At around $35 the Thermalright Peerless Assassin 120 SE is, quite simply, one of the most justifiable purchases in PC hardware. It delivers genuine dual-tower performance, quiet acoustics and broad socket support at a price that undercuts almost every comparable cooler. The community goodwill — reflected in thousands of positive reviews — is well earned. For the buyer who wants reliable, no-fuss, high-capacity air cooling without paying flagship money, this is the default recommendation.
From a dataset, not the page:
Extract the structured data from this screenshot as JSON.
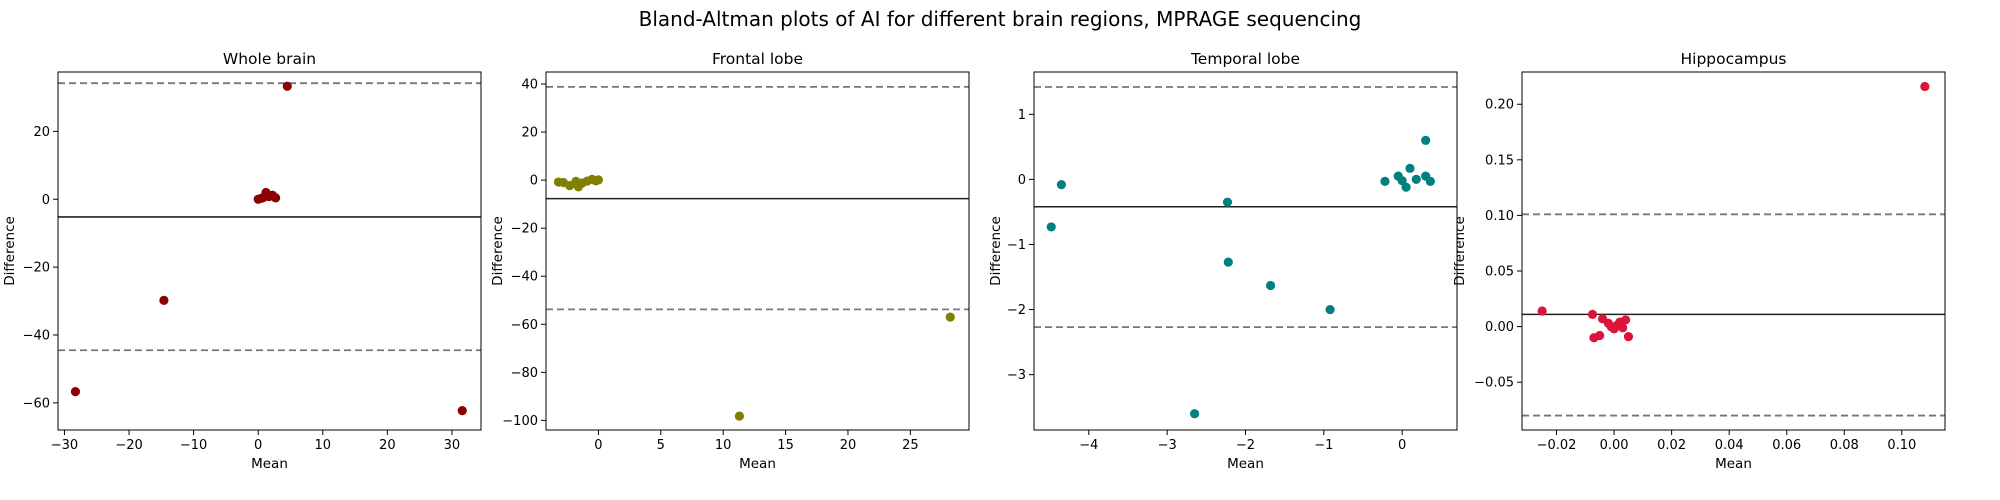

Builders looking at higher-tier platforms can compare options in our best RTX 5070 gaming laptops guide.
Bottom Line
Choosing a CPU cooler is fundamentally a question of matching cooling capacity to CPU heat output, and then layering acoustic, visual and ecosystem preferences on top of that match. Air coolers offer unmatched long-term reliability — no pump to wear out, no fluid to manage — and modern dual-tower designs can handle even flagship CPUs under sustained load when paired with quality fans. All-in-one liquid coolers offer cleaner motherboard area, superior heat-spike absorption for high-power CPUs and a more modern visual presentation, at the cost of a finite-life pump and a higher initial purchase price. For modern flagships such as the Ryzen 7 9800X3D, Ryzen 9 9950X or Core Ultra 9 285K, either a premium dual-tower air cooler or a 360mm AIO is a sensible match; for mid-range CPUs a single-tower or twin-fan single-tower air cooler is more than enough, often at a meaningfully lower price. Buyers should also confirm three practical points before ordering any cooler: case height clearance for air coolers, radiator-thickness clearance for AIOs, and RAM-height clearance for tall dual-tower designs with low-set front fans. Matched-platform context is in our Intel Core Ultra build guide and best RTX 5070 gaming laptops guides.
Frequently Asked Questions
Will the Peerless Assassin 120 SE cool a Ryzen 7 7700X or Core i7-14700K?
Yes, comfortably. The dual-tower heatsink with six AGHP heat pipes and twin 120mm fans provides more than enough capacity for upper-mid-range CPUs under sustained gaming and productivity load.
Is the Peerless Assassin 120 SE quiet?
Yes. The PWM-controlled twin 120mm fans run quietly at idle and remain civilised under typical load — they only become audibly noticeable when the CPU is held near sustained maximum.
Does the Peerless Assassin 120 SE fit AM5 motherboards?
Yes. The included mounting kit supports AMD AM4 and AM5 as well as Intel LGA1700, LGA1851, LGA1200 and 115x — practically every modern desktop socket.
How tall is the Peerless Assassin 120 SE?
It stands approximately 157mm tall, so buyers should confirm their case supports CPU coolers of around 160mm or more before purchase.